The statement was signed by the Rabbinical Alliance of America, the Union of Orthodox Rabbis of the United States and Canada, the Rabbinical Council of the Sephardic Syrian and Near Eastern Jewish Community in America, and the Metropolitan Board of Orthodox Rabbis. They said they and “freedom-loving Americans of other religious persuasions” were “not prepared to see religious rights in America harmed by politicians hurriedly pursuing the latest political fad.”

THREATENS ORTHODOX PRACTICES

In additional comments to the Jewish Telegraphic Agency, Rabbi Abraham Gross, president of the Rabbinical Alliance, and Rabbi David B. Hollander, vice president of the Alliance and president of the Metropolitan Board, said the bill, “in its present language, directly threatens our rights to continue practicing our faith as we have for the past three centuries in America.”

They listed the bar against Orthodox women rabbis and cantors, equal job opportunities in Orthodox synagogues and integrated seating rights in synagogues as being threatened by the amendment.

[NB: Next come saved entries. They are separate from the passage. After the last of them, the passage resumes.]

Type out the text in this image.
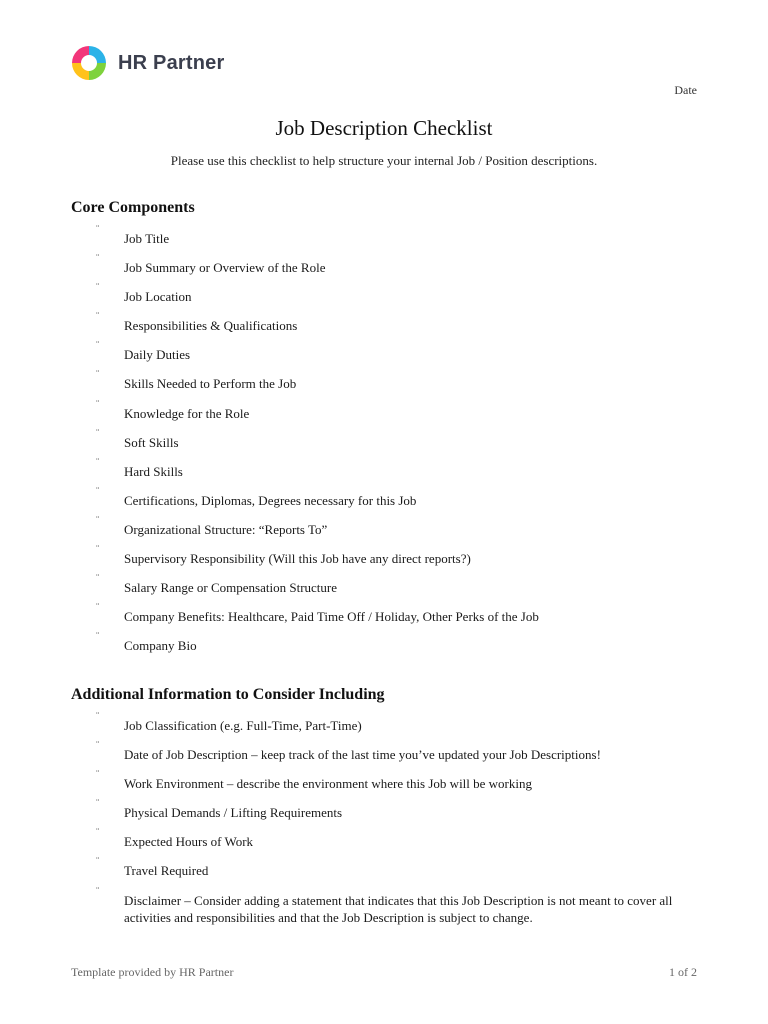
HR Partner
Date
Job Description Checklist
Please use this checklist to help structure your internal Job / Position descriptions.
Core Components
¨
Job Title
¨
Job Summary or Overview of the Role
¨
Job Location
¨
Responsibilities & Qualifications
¨
Daily Duties
¨
Skills Needed to Perform the Job
¨
Knowledge for the Role
¨
Soft Skills
¨
Hard Skills
¨
Certifications, Diplomas, Degrees necessary for this Job
¨
Organizational Structure: “Reports To”
¨
Supervisory Responsibility (Will this Job have any direct reports?)
¨
Salary Range or Compensation Structure
¨
Company Benefits: Healthcare, Paid Time Off / Holiday, Other Perks of the Job
¨
Company Bio
Additional Information to Consider Including
¨
Job Classification (e.g. Full-Time, Part-Time)
¨
Date of Job Description – keep track of the last time you’ve updated your Job Descriptions!
¨
Work Environment – describe the environment where this Job will be working
¨
Physical Demands / Lifting Requirements
¨
Expected Hours of Work
¨
Travel Required
¨
Disclaimer – Consider adding a statement that indicates that this Job Description is not meant to cover all activities and responsibilities and that the Job Description is subject to change.
Template provided by HR Partner	1 of 2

Rabbi Hollander said mixed public rest rooms were “a reasonable possibility” under the amendment, as was the drafting of young Orthodox women into the Armed Forces which “is bound to promote the kind of behavior and attitude to morality inconsistent with Jewish standards.”

On the synagogue seating issue. Rabbi Hollander said it could be beaten in court, but “we don’t want the litigation.” He said the Orthodox were “100 percent in favor of equal rights,” but added: “We deny that women in America are discriminated against.”

The women’s rights amendment, which significantly broadens the interpretation of women’s job rights and also applies to fringe benefits recently passed both houses of Congress by overwhelming margins, and several of the 38 required State Legislature ratifications have already been recorded. Asked why their “Emergency National Coalition of Rabbis in Defense of Religious Liberties” was formed only today, Rabbi Hollander said: “That shows how inefficient we are. It’s administrative lethargy.”